Sunovion is a wholly-owned subsidiary of Osaka-based Dainippon Sumitomo Pharma (DSP), which has already reached settlements with other companies over the sleep medicine, including one with Teva Pharmaceuticals. According to Dainippon Sumitomo Pharma, Lunesta generated $136 million in the North America and Chinese markets in the April-June quarter of the current fiscal.
Setting aside an earlier ruling given by a New Jersey Court, the Federal Circuit Court said that the lower court has erred in granting summary judgement of non-infringement by Dr Reddys. Rather than remanding for further proceedings, the Federal Circuit held that Dr Reddys abbreviated new drug application (ANDA) in fact infringes Sunovions patent as a matter of law.
In view of the foregoing, we conclude that the district courts construction of the asserted claims was correct, but we also conclude that the court erred in granting summary judgement of non-infringement to Dr Reddys. Therefore, because Dr Reddys ANDA specification infringes claim 1 of Sunovions 673 patent as a matter of law, the judgment of the district court is reversed, the court said in its order.

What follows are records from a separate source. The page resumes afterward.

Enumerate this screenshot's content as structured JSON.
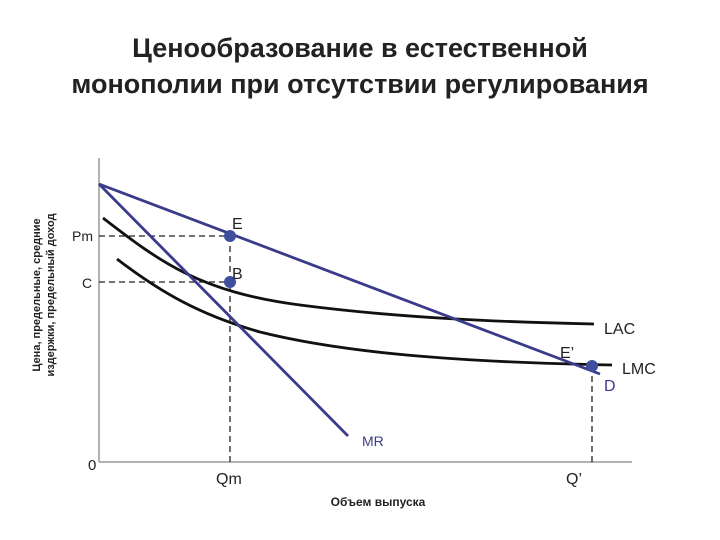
{
  "title": {
    "line1": "Ценообразование в естественной",
    "line2": "монополии при отсутствии регулирования"
  },
  "axes": {
    "y_label_line1": "Цена, предельные, средние",
    "y_label_line2": "издержки, предельный доход",
    "x_label": "Объем выпуска",
    "origin": "0"
  },
  "price_labels": {
    "pm": "Pm",
    "c": "C"
  },
  "quantity_labels": {
    "qm": "Qm",
    "q_prime": "Q’"
  },
  "curve_labels": {
    "lac": "LAC",
    "lmc": "LMC",
    "d": "D",
    "mr": "MR"
  },
  "point_labels": {
    "e": "E",
    "b": "B",
    "e_prime": "E’"
  },
  "colors": {
    "demand": "#3b3b8c",
    "mr": "#3b3b8c",
    "cost_curves": "#111111",
    "points": "#3f4f9e",
    "axis": "#999999",
    "text": "#222222"
  }
}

Sunovion, formerly known as Sepracor, filed its infringement suit in March 2009, targeting 10 generics makers that had filed ANDAs for Lunesta versions.
In January, the New Jersey federal judge observed that Dr Reddys did not infringe the patent of the drug belonging to Sunovion, finding that the Indian drug makers proposed generic version of the sleep aid is chemically different.
Sunovion argued that the district court erred in concluding that Dr Reddys would not infringe by making and selling its product approved by the USFDA. According to the federal court judgment copy, Dr Reddys original ANDA specification, submitted to the USFDA on December 15, 2008, requested regulatory approval for generic eszopiclone products with some specifications. On June 24, 2010, the USFDA communicated to the company deficiencies in its ANDA specification, particularly that the requested limit for levorotatory-isomer was not acceptable. Dr Reddys replied with an amendment to the USFDA on April 26, 2012, revising its ANDA specification. The company then moved for summary judgment of non-infringement.